We are finding more and more that insurers are holding in excess of 30 – 40% of a property damage claim settlement until the client can prove that the work specified in the settlement has been carried out and that invoices are available up to and exceeding the value of the settlement. Retentions are “assumed” to be the difference between insurer’s liability on an indemnity basis and that of reinstatement (i.e. effectively New for Old). The levels of retention however are in our view far in excess of a realistic and fair measure of indemnity – particularly in cases of relatively new residential properties, where actual wear and tear could be argued as extremely nominal.

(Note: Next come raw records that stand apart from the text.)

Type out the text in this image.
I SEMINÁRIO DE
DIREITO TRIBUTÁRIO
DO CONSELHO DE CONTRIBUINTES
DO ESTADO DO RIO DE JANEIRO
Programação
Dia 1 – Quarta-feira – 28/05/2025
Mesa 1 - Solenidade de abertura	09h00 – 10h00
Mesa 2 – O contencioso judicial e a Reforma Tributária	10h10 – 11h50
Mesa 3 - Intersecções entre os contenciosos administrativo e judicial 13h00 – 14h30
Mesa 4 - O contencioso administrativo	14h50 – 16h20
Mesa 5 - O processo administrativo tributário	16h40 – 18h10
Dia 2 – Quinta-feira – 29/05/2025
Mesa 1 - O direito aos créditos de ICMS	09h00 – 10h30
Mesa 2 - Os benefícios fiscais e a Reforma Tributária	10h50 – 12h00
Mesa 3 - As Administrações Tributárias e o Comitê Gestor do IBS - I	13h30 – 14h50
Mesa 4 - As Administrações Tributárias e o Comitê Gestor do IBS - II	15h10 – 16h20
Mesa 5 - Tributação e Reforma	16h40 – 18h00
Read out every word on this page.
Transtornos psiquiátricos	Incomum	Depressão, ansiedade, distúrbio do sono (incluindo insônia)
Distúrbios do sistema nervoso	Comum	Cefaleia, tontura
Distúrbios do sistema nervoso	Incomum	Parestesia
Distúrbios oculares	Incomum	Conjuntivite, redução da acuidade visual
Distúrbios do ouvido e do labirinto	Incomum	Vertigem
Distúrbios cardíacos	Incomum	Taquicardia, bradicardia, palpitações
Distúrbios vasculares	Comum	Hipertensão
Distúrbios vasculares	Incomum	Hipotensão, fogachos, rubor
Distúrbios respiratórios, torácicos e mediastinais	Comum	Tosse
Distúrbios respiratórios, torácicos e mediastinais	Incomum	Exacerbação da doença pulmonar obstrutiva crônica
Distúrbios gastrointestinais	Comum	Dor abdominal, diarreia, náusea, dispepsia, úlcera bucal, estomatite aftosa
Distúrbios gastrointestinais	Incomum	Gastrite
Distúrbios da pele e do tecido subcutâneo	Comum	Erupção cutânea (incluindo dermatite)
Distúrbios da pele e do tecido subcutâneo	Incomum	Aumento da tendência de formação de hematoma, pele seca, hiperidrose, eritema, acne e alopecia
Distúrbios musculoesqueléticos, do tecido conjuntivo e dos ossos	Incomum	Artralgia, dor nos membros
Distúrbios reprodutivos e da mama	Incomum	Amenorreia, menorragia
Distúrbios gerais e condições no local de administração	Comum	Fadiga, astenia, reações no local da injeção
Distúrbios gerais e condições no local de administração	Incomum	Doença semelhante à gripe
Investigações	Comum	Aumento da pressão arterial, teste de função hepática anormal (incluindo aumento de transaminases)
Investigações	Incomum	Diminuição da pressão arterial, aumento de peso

Many issues arise in this area but firstly why is this happening and who benefits. Clearly the insurer benefits from the retention of cash-flow initially. The issue becomes much more significant I believe when one considers that many retentions are ultimately never actually pursued by the client because of the various unfair aspects of the system being applied. For example Loss Adjusters are setting deadlines to have works completed which in many cases do not consider the clients ability to manage a small building project (this is despite the fact that the client is actually entitled to professional fees to have this work done for them) once the deadline passes and works are not complete insurers close the file and make a big deal about re-opening the case. We see many cases where contractors VAT registration is not current – when this happens payment is not made to the client – so the client suffers again.
If the client pursues the retention but has not completed all of the work agreed in the settlement for whatever reason again the retention is withheld. This position also applies if the full amount of settlement is not spent on repairs and this may apply to “parts” of the settlement such as Professional Fees or VAT for example.
This may be a risky game for insurers as the amounts being held could be argued as being excessive and therefore insurers are not actually paying their true liability under the terms of the policy. This could be a big area of concern in these days of consumer protection and questionable banking and finacial practices.